Eric Manigaud’s work process begins with an extensive research on carefully selected topics of our collective heritage of suffering, based on photographic archives dated from 1850s until 1920s, an era when photography was considered scientific and objective. The photo-realistic aspect in his drawings is necessary to obtain a renewal experience by the spectator. Enhanced by its composition of thousands tiny strokes, executed in graphite and graphite powder, which emphasizes the visual density of the image.
Before drawing, he always proceeds as follow: the selected photographic print is projected in a much larger size than it’s original. The enlarged image causes a deviation, which adds an elusive, spectral quality to the image. This large-size projection Manigaud starts to draw continuing for days, avoiding his own shadow while standing in the light of the projector. His almost obsessive drawing practice intertwines a mystical and narrative element to the work. As for the artist, drawings are a more intense version of the realistic properties of his archive and trying to reveal it’s invisibility.
For this exhibition, works of three different series will be on show. The first series “Les Jungles” are huge jungle interior views of the French expedition to the Ivory Coast the end of the 19th C.
Remembering the disaster of the European colonization of territories oversees, they aren’t renders of an exotic wanderlust, but are rather obstructive remnants of our colonial past, resembling almost like ruins.
In the second series “1939-1945”, Manigaud tries to unravel the historical complex layers of the deconstruction of World War II with aerial views of bombed cities with crumbled buildings. Hidden traces and signs might come to surface re-examining the atrocities of this kind of warfare.
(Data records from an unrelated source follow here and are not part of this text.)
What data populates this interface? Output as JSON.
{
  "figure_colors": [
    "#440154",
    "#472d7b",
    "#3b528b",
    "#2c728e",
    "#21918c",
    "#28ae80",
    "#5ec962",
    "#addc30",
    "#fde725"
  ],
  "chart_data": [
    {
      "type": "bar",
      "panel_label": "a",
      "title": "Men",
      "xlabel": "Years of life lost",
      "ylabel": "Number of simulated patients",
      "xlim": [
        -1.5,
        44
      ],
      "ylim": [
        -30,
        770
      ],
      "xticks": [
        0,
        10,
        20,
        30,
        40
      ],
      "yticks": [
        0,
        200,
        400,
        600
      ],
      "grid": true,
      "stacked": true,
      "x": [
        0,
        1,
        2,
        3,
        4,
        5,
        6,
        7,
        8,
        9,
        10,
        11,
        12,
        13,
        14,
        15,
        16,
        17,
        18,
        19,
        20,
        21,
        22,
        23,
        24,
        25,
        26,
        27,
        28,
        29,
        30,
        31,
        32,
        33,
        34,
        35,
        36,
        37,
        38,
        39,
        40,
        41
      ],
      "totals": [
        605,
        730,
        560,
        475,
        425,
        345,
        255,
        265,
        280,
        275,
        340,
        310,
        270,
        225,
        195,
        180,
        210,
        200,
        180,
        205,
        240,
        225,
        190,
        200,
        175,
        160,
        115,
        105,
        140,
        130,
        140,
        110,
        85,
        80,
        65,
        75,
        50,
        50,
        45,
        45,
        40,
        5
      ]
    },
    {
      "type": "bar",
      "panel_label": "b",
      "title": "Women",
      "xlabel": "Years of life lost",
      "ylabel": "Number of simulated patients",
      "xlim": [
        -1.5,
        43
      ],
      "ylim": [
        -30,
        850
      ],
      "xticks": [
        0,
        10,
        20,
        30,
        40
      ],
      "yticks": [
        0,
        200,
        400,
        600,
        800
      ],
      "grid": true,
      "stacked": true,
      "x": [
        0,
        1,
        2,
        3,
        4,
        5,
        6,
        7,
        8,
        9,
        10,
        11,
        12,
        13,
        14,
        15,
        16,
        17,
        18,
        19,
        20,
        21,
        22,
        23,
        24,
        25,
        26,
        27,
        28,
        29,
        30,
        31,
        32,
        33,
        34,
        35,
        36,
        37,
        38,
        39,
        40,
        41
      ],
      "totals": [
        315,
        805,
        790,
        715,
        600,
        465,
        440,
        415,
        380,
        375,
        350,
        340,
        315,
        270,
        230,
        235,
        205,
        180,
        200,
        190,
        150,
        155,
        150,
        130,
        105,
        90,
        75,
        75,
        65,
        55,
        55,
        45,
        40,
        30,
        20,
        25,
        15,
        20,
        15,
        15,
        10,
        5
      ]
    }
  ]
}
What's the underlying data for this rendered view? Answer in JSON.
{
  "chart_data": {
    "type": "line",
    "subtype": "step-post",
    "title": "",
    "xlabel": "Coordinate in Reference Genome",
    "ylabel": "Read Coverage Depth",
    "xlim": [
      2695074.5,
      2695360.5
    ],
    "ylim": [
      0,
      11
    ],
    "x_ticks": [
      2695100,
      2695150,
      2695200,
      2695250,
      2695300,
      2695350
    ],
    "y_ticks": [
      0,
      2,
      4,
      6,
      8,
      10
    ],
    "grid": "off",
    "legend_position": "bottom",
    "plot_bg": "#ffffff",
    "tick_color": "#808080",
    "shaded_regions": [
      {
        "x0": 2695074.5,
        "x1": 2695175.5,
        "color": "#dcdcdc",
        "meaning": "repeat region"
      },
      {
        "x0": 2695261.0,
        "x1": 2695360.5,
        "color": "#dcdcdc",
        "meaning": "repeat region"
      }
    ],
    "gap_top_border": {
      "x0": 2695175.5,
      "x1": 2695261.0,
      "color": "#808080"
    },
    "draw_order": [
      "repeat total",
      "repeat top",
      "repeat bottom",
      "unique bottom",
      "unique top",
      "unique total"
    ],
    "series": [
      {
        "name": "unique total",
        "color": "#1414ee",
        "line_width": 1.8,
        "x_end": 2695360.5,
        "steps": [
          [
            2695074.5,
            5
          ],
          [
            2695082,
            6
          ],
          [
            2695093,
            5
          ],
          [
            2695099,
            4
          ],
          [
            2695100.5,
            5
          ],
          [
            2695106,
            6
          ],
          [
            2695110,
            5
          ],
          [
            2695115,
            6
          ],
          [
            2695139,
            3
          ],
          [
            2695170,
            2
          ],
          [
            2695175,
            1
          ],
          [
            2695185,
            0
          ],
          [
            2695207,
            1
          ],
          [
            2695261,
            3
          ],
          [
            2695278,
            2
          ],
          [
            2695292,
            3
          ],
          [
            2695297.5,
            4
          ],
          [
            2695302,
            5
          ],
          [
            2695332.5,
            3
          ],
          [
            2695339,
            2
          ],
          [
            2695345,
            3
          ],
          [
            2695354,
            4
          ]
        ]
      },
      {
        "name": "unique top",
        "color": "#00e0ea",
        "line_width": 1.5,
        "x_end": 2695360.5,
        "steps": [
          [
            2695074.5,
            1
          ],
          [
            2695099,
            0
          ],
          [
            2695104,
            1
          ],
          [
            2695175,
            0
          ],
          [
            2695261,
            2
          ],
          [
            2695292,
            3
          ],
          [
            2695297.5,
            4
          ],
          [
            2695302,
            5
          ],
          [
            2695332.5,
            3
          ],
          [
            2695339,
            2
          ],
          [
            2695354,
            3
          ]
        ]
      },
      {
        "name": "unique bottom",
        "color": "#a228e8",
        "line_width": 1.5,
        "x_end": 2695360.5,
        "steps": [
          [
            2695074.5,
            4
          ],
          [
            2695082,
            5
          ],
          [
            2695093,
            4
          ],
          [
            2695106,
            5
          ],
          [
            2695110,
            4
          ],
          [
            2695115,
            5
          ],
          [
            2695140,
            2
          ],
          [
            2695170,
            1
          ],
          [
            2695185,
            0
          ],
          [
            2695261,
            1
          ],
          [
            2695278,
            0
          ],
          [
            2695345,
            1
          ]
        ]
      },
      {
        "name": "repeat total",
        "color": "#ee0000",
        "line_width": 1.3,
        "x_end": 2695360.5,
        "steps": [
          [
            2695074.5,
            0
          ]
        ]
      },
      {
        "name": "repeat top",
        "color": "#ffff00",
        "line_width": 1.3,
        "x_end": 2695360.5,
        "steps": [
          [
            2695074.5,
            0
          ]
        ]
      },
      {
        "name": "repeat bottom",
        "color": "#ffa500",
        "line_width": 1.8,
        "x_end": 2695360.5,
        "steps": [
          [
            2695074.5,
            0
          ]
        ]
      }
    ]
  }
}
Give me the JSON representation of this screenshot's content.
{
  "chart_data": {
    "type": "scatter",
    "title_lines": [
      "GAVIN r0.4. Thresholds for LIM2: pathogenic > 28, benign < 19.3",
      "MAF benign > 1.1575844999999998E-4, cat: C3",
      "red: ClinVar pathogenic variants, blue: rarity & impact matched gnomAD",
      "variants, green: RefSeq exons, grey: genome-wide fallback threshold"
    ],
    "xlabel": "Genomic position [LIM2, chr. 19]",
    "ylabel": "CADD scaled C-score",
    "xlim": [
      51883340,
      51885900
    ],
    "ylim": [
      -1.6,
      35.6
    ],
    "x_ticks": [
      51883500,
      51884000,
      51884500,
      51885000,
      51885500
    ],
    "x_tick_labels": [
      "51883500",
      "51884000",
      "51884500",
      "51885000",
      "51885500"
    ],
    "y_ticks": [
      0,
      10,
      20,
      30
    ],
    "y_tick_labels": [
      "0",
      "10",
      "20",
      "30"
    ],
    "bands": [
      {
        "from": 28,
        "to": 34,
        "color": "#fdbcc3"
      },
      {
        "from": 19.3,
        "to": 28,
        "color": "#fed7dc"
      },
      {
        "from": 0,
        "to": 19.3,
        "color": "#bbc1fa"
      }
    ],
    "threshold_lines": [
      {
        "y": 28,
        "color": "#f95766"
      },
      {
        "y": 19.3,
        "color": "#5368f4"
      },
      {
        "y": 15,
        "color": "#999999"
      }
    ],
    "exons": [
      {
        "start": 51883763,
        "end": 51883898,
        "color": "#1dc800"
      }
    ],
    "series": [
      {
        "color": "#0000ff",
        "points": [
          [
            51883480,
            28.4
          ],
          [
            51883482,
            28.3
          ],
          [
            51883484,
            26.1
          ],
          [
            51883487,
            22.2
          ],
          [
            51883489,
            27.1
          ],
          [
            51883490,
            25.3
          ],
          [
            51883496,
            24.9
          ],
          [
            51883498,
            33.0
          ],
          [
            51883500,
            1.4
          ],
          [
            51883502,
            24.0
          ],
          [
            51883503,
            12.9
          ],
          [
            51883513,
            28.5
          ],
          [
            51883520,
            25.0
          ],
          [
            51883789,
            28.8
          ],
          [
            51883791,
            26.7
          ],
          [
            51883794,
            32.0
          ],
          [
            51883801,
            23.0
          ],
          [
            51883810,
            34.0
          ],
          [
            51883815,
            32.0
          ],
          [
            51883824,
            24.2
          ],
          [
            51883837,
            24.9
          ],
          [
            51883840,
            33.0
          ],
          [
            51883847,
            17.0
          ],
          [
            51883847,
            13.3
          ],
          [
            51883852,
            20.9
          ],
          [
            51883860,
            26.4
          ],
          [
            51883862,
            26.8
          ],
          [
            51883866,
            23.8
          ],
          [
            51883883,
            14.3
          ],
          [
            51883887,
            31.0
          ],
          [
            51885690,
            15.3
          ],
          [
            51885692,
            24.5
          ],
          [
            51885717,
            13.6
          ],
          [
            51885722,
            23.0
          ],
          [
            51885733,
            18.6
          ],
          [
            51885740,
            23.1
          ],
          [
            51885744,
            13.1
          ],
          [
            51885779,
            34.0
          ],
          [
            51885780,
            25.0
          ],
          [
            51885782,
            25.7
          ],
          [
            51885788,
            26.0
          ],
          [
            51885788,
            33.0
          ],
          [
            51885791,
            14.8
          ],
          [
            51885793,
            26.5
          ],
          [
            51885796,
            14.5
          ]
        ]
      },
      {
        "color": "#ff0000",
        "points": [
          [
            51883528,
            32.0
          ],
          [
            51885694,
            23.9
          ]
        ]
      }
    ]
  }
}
This enigmatic characteristic of his drawings is mostly present in the third series “Magde Donohoe and her skotographs” (1930): spirit photographs that attempted to capture ghosts (read double exposure of a person). In the dark, she pressed a photographic plate onto her face in order to “interact with invisible actors” by pronouncing certain words or letters, resulting in often visually abstract images. Especially for this series, but also with others, the historical archives are usually slightly damaged by creeks, marks of dust, …. All these additional properties become as important actor as the subject itself.
Until very late in art history drawing was still considered to be a preparatory step in the process of art. Due to its immediate and spontaneous character, drawing was mainly treated as a support for other forms of art. It was until the late 1960s that various artists such as Sol LeWitt (USA, 1928-2007) with his famous wall-drawings used it as a stand-lone art form. And later artists like William Kentrigde (S-Afr, 1955) and Ernest Pignon (Fr, 1942) who emphasized (and still do) its expressionistic and narrative characteristics. Manigaud belongs to a contemporary generation of draughtsmen who are still pushing the boundaries of drawing by underlining their technique, skill and preparation to create.
Eric Manigaud lives and work in Saint-Etienne, France. The work of the artist is presented in museums such as: Musée d’Art Moderne (Fr), Museum of Art (Korea), Museum Dr. Guislain (Bel), Musée d’Histoire du XXième Siècle (Fr), The Royal Albert Memorial Museum (UK). His drawings are also included in many private-collections from all over the world.
It is with great pleasure that gallery FIFTY ONE announces the presence of the artist at the opening of the show.